Kathleen: I was here…
Grade: Yes.
Kathleen: The last time I was here with my sister…
Ro: We’ve been here all night.
Kathleen: …it’s been 12 and a half hours waiting until I get back to this part.
Summer: twelve and a half hours—not typical.
Vibhakar: I think that, unfortunately, emergency departments have developed this reputation of having a waiting time. As a result, patients wait electively. We hope they don’t.
SUMMER: Dr. Neil Vibhakar is the chief medical officer at UM Baltimore Washington Medical Center.
Vibhakar: Although we’ve seen these average wait times increase over the past few years, we’re excited about the interventions we’ve put in place.
Summer: One of the main interventions explained by Vibhakar and Sperry is vertical care. Patients who can remain upright without being placed in an emergency room bed are cared for. There is also a rapid medical evaluation, where doctors and nurses sometimes perform tests and treatment for a patient right in the waiting room.
Sperry: And we can mitigate the risk of not having clinical capacity to treat our patients.
Summer: But the hospital says waiting room treatment is not a long-term solution to its patient flow requirements, which have fluctuated.

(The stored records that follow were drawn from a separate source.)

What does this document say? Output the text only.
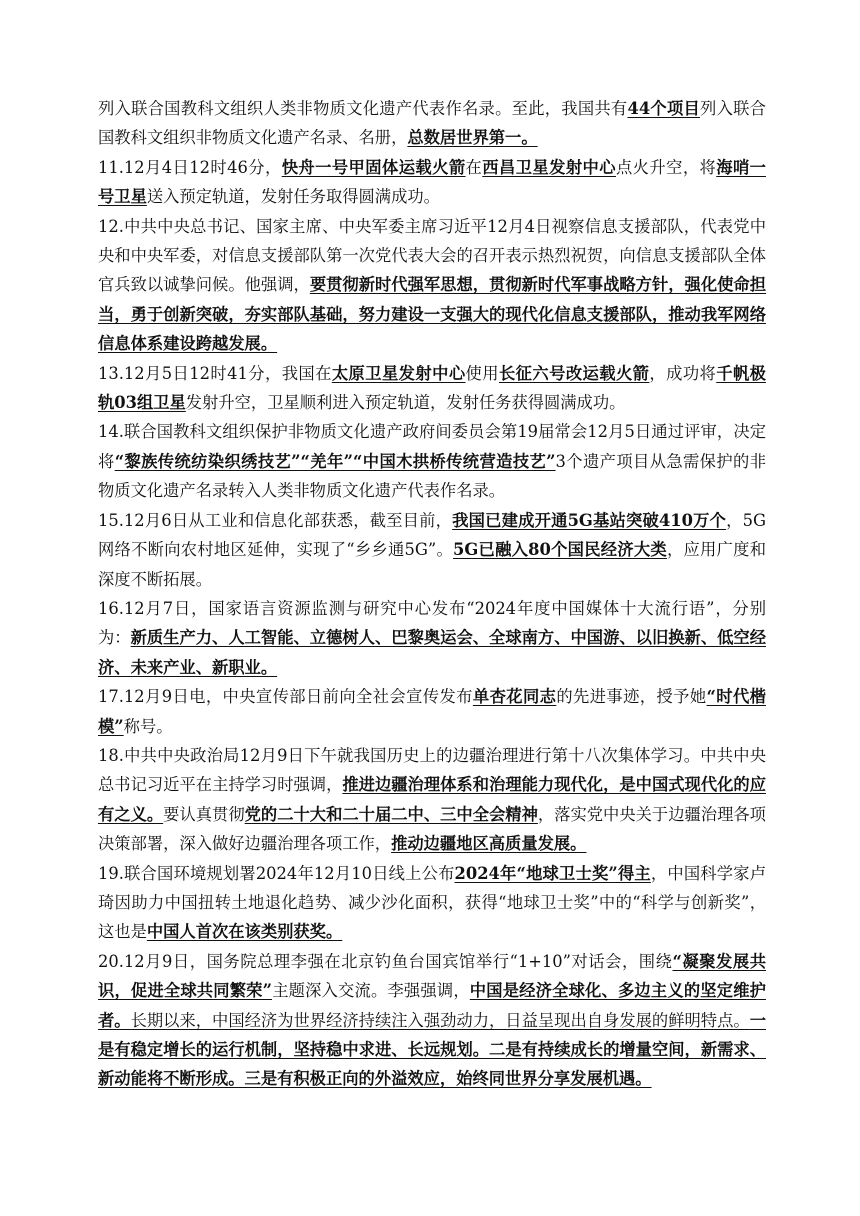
列入联合国教科文组织人类非物质文化遗产代表作名录。至此，我国共有44个项目列入联合国教科文组织非物质文化遗产名录、名册，总数居世界第一。

11.12月4日12时46分，快舟一号甲固体运载火箭在西昌卫星发射中心点火升空，将海哨一号卫星送入预定轨道，发射任务取得圆满成功。

12.中共中央总书记、国家主席、中央军委主席习近平12月4日视察信息支援部队，代表党中央和中央军委，对信息支援部队第一次党代表大会的召开表示热烈祝贺，向信息支援部队全体官兵致以诚挚问候。他强调，要贯彻新时代强军思想，贯彻新时代军事战略方针，强化使命担当，勇于创新突破，夯实部队基础，努力建设一支强大的现代化信息支援部队，推动我军网络信息体系建设跨越发展。

13.12月5日12时41分，我国在太原卫星发射中心使用长征六号改运载火箭，成功将千帆极轨03组卫星发射升空，卫星顺利进入预定轨道，发射任务获得圆满成功。

14.联合国教科文组织保护非物质文化遗产政府间委员会第19届常会12月5日通过评审，决定将“黎族传统纺染织绣技艺”“羌年”“中国木拱桥传统营造技艺”3个遗产项目从急需保护的非物质文化遗产名录转入人类非物质文化遗产代表作名录。

15.12月6日从工业和信息化部获悉，截至目前，我国已建成开通5G基站突破410万个，5G网络不断向农村地区延伸，实现了“乡乡通5G”。5G已融入80个国民经济大类，应用广度和深度不断拓展。

16.12月7日，国家语言资源监测与研究中心发布“2024年度中国媒体十大流行语”，分别为：新质生产力、人工智能、立德树人、巴黎奥运会、全球南方、中国游、以旧换新、低空经济、未来产业、新职业。

17.12月9日电，中央宣传部日前向全社会宣传发布单杏花同志的先进事迹，授予她“时代楷模”称号。

18.中共中央政治局12月9日下午就我国历史上的边疆治理进行第十八次集体学习。中共中央总书记习近平在主持学习时强调，推进边疆治理体系和治理能力现代化，是中国式现代化的应有之义。要认真贯彻党的二十大和二十届二中、三中全会精神，落实党中央关于边疆治理各项决策部署，深入做好边疆治理各项工作，推动边疆地区高质量发展。

19.联合国环境规划署2024年12月10日线上公布2024年“地球卫士奖”得主，中国科学家卢琦因助力中国扭转土地退化趋势、减少沙化面积，获得“地球卫士奖”中的“科学与创新奖”，这也是中国人首次在该类别获奖。

20.12月9日，国务院总理李强在北京钓鱼台国宾馆举行“1+10”对话会，围绕“凝聚发展共识，促进全球共同繁荣”主题深入交流。李强强调，中国是经济全球化、多边主义的坚定维护者。长期以来，中国经济为世界经济持续注入强劲动力，日益呈现出自身发展的鲜明特点。一是有稳定增长的运行机制，坚持稳中求进、长远规划。二是有持续成长的增量空间，新需求、新动能将不断形成。三是有积极正向的外溢效应，始终同世界分享发展机遇。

Choudary: We thought we saw the light at the end of the tunnel about 18 months ago. As many people have said, the light at the end of the tunnel was just an oncoming train.
SUMMER: This is the emergency department physician, Chirag Chaudhary, who we spoke with during his shift. As we talked, there were constant beeps and alerts from various monitors near his workstation.
Chowdhury: As emergency medicine professionals, we consider ourselves the MacGyver of the medicine house, and we can kind of address these challenges.
Summer: Another ongoing challenge—patients with mental health needs, in particular, are staying in the emergency room for longer.
Chowdhury: Which we did not witness before the spread of the epidemic – to this extent.
Summer: The number of people reporting symptoms of anxiety or depression tripled in the first 15 months of the pandemic. Emergency room visits for overdoses also rose 26% in 2020, according to a May report from the American Hospital Association. Choudhury says a lack of available beds and staff at post-acute care facilities can leave patients with few choices about where to go after an emergency.
Chowdhury: Any emergency department you ask in the country will have a story about someone that they had to house in their walls for a long period of time — it could be weeks, it could be months, you know, even for some of these patients. It’s awful when you can’t connect a patient with the care they need.
Summer: That feeling — knowing that some aspects of patient care are beyond your control — has always been part of the job. This is another reason why hospital leaders should focus on the needs of their employees as well.
SPERRY: It used to be a work-life balance. Now it’s a work-life balance, right? What do we put first?
Summer: Before we left the hospital, we asked Carol Ann Sperry about the stress she and her colleagues faced during the pandemic.
Spree: Oh, my God.
Summer: Long pause.
Sperry: Bringing new nurses into an environment — that was very difficult. You know, kind of my mother’s mentality crept in. And I wanted to protect them and keep them from grinding their knees, but I couldn’t do that, you know? We’ve had 23-year-old nurses experience their first death in the workplace, right? And you know, we have to continue to focus on them and continue to benefit — what made you make that choice? And what else can we do to make sure that’s your choice tomorrow and the day after and the day after, right?
Mary Louise Kelly, host:
That was our co-host, Joanna Summers, reporting from Glen Burnie, Maryland.
(SOUNDBITE to “SUNDOWN” by Diala Swain)
Copyright © 2023 NPR. All rights reserved. Visit the Terms of Use and Permissions pages of our website at www.npr.org for more information.
NPR scripts are created on an expedited deadline by an NPR contractor. This text may not be in its final form and may be updated or revised in the future. Accuracy and availability may vary. The official record of NPR programming is the audio record.